UBC controversies stem from administration's bad decisions, says consultant
'The UBC administration has to get on top of this. They need to rebuild public and media trust'
The UBC's inability to quell a series of controversies that have plagued the institution in recent years stems from choices made by its administration, says one crisis management consultant.
In the latest incident, a history professor criticized the university on Monday for not acting fast enough when it received reports of a prowler on campus last week.
But whether it's been the number of sexual assaults on campus, starting with a string of attacks in 2013, allegations of sexual assault against a grad student, or the fallout from former president Arvind Gupta's resignation, UBC has not been able to "put an end to these issues," said Lesli Boldt, who runs her own public relations company, Boldt Communications.
Boldt told CBC Radio's The Early Edition that responsibility for the ongoing public relations problems rests with the university's administration.
"The UBC administration has to get on top of this. They need to rebuild public and media trust in their ability to handle these issues."
The constant media attention stems from a "communication breakdown" at the university, she says,
"From a crisis and PR strategy perspective, this is the kind of conversation — around the non-confidence vote and the arguments between faculty and administration — these are conversations that should be happening face to face, and not being played out in duelling open letters or in the media."
Communicating the plan
Boldt says UBC's communication breakdown is happening not only inside the university, but also between the university and the public.

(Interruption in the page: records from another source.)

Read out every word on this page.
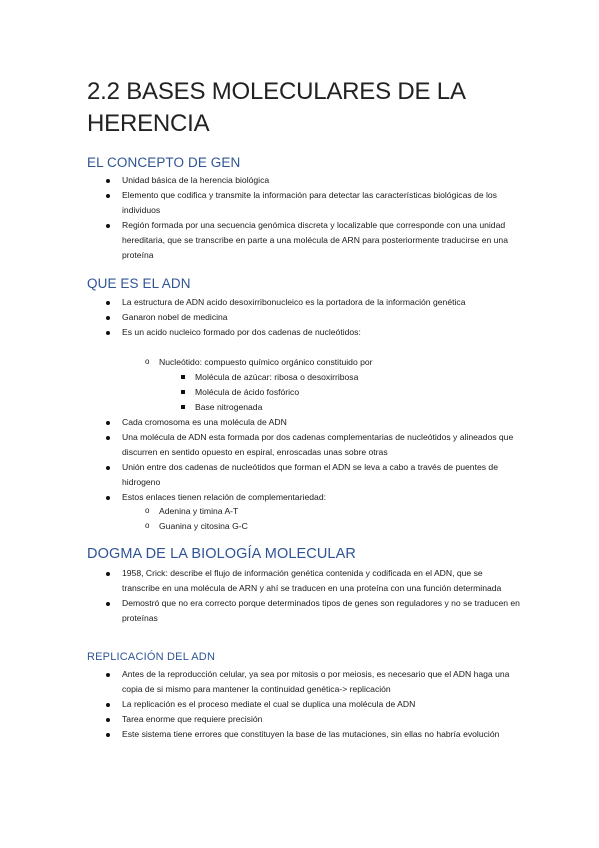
2.2 BASES MOLECULARES DE LA HERENCIA
EL CONCEPTO DE GEN
Unidad básica de la herencia biológica
Elemento que codifica y transmite la información para detectar las características biológicas de los individuos
Región formada por una secuencia genómica discreta y localizable que corresponde con una unidad hereditaria, que se transcribe en parte a una molécula de ARN para posteriormente traducirse en una proteína
QUE ES EL ADN
La estructura de ADN acido desoxirribonucleico es la portadora de la información genética
Ganaron nobel de medicina
Es un acido nucleico formado por dos cadenas de nucleótidos:
o Nucleótido: compuesto químico orgánico constituido por
Molécula de azúcar: ribosa o desoxirribosa
Molécula de ácido fosfórico
Base nitrogenada
Cada cromosoma es una molécula de ADN
Una molécula de ADN esta formada por dos cadenas complementarias de nucleótidos y alineados que discurren en sentido opuesto en espiral, enroscadas unas sobre otras
Unión entre dos cadenas de nucleótidos que forman el ADN se leva a cabo a través de puentes de hidrogeno
Estos enlaces tienen relación de complementariedad:
o Adenina y timina A-T
o Guanina y citosina G-C
DOGMA DE LA BIOLOGÍA MOLECULAR
1958, Crick: describe el flujo de información genética contenida y codificada en el ADN, que se transcribe en una molécula de ARN y ahí se traducen en una proteína con una función determinada
Demostró que no era correcto porque determinados tipos de genes son reguladores y no se traducen en proteínas
REPLICACIÓN DEL ADN
Antes de la reproducción celular, ya sea por mitosis o por meiosis, es necesario que el ADN haga una copia de si mismo para mantener la continuidad genética-> replicación
La replicación es el proceso mediate el cual se duplica una molécula de ADN
Tarea enorme que requiere precisión
Este sistema tiene errores que constituyen la base de las mutaciones, sin ellas no habría evolución
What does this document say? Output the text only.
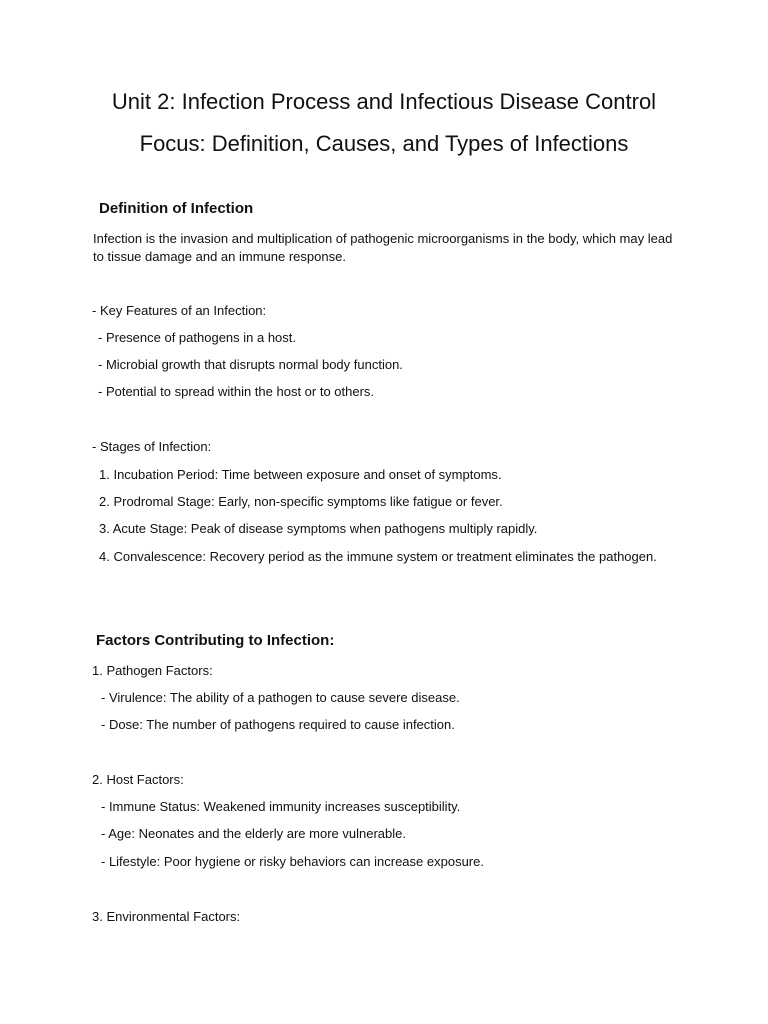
Unit 2: Infection Process and Infectious Disease Control
Focus: Definition, Causes, and Types of Infections
Definition of Infection

Infection is the invasion and multiplication of pathogenic microorganisms in the body, which may lead to tissue damage and an immune response.

- Key Features of an Infection:

- Presence of pathogens in a host.

- Microbial growth that disrupts normal body function.

- Potential to spread within the host or to others.

- Stages of Infection:

1. Incubation Period: Time between exposure and onset of symptoms.

2. Prodromal Stage: Early, non-specific symptoms like fatigue or fever.

3. Acute Stage: Peak of disease symptoms when pathogens multiply rapidly.

4. Convalescence: Recovery period as the immune system or treatment eliminates the pathogen.

Factors Contributing to Infection:

1. Pathogen Factors:

- Virulence: The ability of a pathogen to cause severe disease.

- Dose: The number of pathogens required to cause infection.

2. Host Factors:

- Immune Status: Weakened immunity increases susceptibility.

- Age: Neonates and the elderly are more vulnerable.

- Lifestyle: Poor hygiene or risky behaviors can increase exposure.

3. Environmental Factors:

Having a plan and multiple backups is key to managing a crisis, said Boldt.
"The best way to manage a crisis is to anticipate potential problems, have a plan if the problem comes out to the public eye, as it has in this case, and ideally, to deal with the problem as quickly as possible," she said.
The next step is to show the public what the solution is and how it is being implemented.
In some cases, organizations can prepare for events that are likely to garner attention, like a university president's resignation after only one year in office. But the university did not provide enough information up front, said Boldt.
"It appears to someone like me, that they weren't really prepared [for] how the faculty and the public would react to the resignation," she said.
UBC's vice-president of external relations has previously admitted that mistakes were made in how Gupta's departure was publicized.
But even when an organization cannot anticipate a crisis, a clear response is vital, said Boldt.
UBC could not have anticipated the string of sexual assaults that have happened in the area, but it could have done a better job communicating its response, she said.
"We need to know that is the plan for keeping students safe because it's clear that UBC hasn't been able to communicate that."